Z kolei szacunki na rok przyszły zostały obniżone do 4,6 mld metrów sześciennych z zaplanowanych wcześniej 5 mld metrów sześciennych.
"Nowa, niższa prognoza w zakresie wydobycia gazu ziemnego wynika z przyczyn niezależnych od PGNiG. W związku z prowadzeniem eksploatacji w coraz trudniejszych warunkach geologiczno-złożowych następuje zawadnianie się odwiertów, co skutkuje koniecznością rekonstrukcji odwiertów lub zakończenia ich eksploatacji" - podano w komunikacie.

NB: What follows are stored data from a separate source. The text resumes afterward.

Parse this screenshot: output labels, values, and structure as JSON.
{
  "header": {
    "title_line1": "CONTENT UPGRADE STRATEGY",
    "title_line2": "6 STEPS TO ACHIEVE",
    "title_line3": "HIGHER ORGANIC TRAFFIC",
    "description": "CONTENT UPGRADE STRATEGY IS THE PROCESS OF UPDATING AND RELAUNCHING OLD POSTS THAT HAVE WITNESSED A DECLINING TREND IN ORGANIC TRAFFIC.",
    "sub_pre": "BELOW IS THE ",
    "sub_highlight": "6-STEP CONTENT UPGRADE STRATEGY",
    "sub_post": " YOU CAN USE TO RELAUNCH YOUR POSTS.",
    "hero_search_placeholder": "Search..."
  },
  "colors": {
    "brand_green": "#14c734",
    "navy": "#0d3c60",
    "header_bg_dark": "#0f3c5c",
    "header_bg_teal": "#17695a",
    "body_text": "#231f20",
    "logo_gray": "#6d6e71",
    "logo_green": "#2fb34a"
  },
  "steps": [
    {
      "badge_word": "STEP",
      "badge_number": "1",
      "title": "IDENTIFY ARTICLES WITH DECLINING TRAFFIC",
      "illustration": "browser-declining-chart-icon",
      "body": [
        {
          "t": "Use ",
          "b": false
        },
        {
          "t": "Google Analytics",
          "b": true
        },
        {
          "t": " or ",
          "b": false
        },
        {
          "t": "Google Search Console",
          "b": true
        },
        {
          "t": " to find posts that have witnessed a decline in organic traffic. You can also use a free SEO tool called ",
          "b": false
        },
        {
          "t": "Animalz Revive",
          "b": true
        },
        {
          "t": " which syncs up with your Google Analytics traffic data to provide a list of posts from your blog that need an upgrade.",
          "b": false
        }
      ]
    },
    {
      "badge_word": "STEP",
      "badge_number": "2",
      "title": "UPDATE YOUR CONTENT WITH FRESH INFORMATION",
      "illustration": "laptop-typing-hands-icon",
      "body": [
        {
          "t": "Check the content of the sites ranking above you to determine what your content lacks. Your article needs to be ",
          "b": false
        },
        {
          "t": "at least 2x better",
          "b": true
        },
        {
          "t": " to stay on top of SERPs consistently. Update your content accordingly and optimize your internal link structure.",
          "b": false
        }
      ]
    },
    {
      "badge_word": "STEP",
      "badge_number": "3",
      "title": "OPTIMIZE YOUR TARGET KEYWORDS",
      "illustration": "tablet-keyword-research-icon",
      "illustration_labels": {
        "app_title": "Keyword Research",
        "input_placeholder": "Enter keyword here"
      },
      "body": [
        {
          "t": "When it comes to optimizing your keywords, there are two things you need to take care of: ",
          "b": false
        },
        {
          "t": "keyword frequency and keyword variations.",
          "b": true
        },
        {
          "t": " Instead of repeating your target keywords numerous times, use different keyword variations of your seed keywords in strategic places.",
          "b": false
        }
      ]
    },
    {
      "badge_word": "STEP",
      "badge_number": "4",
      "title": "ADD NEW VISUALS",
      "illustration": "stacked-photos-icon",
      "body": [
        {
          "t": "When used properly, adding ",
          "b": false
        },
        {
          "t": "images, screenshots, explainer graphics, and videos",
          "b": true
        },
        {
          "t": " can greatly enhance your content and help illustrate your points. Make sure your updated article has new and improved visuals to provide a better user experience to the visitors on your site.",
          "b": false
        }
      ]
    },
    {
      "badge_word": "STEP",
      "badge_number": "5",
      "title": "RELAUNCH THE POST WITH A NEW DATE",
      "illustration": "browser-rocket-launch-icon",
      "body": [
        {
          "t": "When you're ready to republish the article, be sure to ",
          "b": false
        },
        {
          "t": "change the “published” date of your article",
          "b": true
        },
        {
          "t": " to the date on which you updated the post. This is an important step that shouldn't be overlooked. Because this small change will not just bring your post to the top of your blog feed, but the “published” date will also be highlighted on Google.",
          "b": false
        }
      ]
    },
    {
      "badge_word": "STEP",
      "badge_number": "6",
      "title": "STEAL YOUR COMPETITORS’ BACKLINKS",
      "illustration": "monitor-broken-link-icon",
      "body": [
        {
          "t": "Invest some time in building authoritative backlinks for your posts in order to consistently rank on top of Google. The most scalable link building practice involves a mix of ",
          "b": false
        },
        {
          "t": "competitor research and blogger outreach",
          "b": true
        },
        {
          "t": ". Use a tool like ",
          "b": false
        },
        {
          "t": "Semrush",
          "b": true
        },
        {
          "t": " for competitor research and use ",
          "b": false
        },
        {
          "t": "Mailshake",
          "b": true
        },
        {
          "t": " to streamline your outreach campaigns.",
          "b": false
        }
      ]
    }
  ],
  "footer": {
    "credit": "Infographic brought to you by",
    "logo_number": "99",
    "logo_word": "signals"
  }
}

"Dodatkowo na spadek wydobycia nałożyły się również inne przyczyny takie jak awaria dwóch tłoczni w systemie gazociągów przesyłowych OGP Gaz-System, jak i przerwa technologiczna w odbiorze gazu przez jednego z kontrahentów obsługiwanych przez Oddział PGNIG w Sanoku oraz opóźnienie w dostawach sprężarek złożowych" - dodano. PGNiG zaznaczyło, że zmiana prognozy wydobycia gazu ziemnego nie uwzględnia nowych odkryć, z których możliwa jest dodatkowa produkcja tego surowca.